En mars dernier, Mgr Vincent Concessao rencontrait le Premier ministre pour lui faire part d’un certain nombre de revendications, parmi lesquelles se trouvait l’admission des dalits chrétiens dans la liste des bénéficiaires des privilèges prévus par la Constitution. En avril dernier, à la suite d’une plainte déposée par l’Eglise catholique, appuyée par une pétition de chrétiens, la Cour suprême a jugé que le gouvernement fédéral se devait d’expliquer pourquoi les dalits chrétiens ne bénéficiaient pas de l’égalité de traitement, la date du mois d’août étant fixée comme date-butoir au gouvernement pour fournir une explication (2). Peu avant la fin du mois d’août, sur la requête du ministre de la Justice du gouvernement fédéral, la Cour suprême a toutefois accordé un délai à l’exécutif. Désormais, le gouvernement dirigé par Manmohan Singh a jusqu’au mois d’octobre 2005 pour justifier sa position.

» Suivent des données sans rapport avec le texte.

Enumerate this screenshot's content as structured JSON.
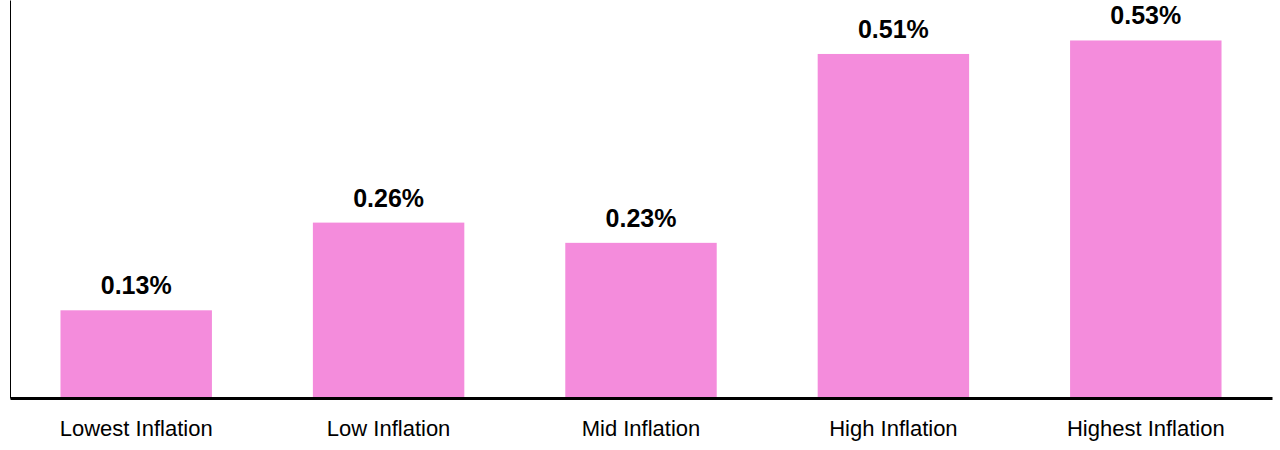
{
  "chart_data": {
    "type": "bar",
    "categories": [
      "Lowest Inflation",
      "Low Inflation",
      "Mid Inflation",
      "High Inflation",
      "Highest Inflation"
    ],
    "values": [
      0.13,
      0.26,
      0.23,
      0.51,
      0.53
    ],
    "value_labels": [
      "0.13%",
      "0.26%",
      "0.23%",
      "0.51%",
      "0.53%"
    ],
    "color": "#f48cdc",
    "ylim": [
      0,
      0.59
    ],
    "data_labels": true,
    "tick_labels": "x"
  }
}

Selon le P. Philomin Raj, qui suit le dossier de l’égalité des droits pour les dalits chrétiens à la Conférence des évêques catholiques, le nouveau délai accordé au gouvernement constitue “une déception même s’il permettra aux Eglises de disposer de plus de temps “pour exercer des pressions sur le gouvernement”. Du côté des milieux hindouistes, la revendication des Eglises chrétiennes est considérée comme inacceptable et, eux aussi, mobilisent leurs réseaux pour influencer la décision du gouvernement.

Pour Mgr Vincent Concessao, l’audition devant le Conseil national de l’intégration, en présence du Premier ministre, est jugée “satisfaisante”. “Notre demande pour un traitement juste des dalits chrétiens a été bien reçue par la plupart des formations politiques. Les membres du Conseil ont entendu les revendications des dalits chrétiens qui s’estiment tenus à distance du système politique et exclus du développement économique a-t-il déclaré à l’issue de la réunion du 31 août, tout en ajoutant : “Si le gouvernement fédéral est vraiment sérieux lorsqu’il parle d’appliquer son programme politique ‘Justice pour tous’, il doit résoudre la question dalit. Tous sont d’accord, excepté les partis d’extrême droite englués par des siècles de discrimination.”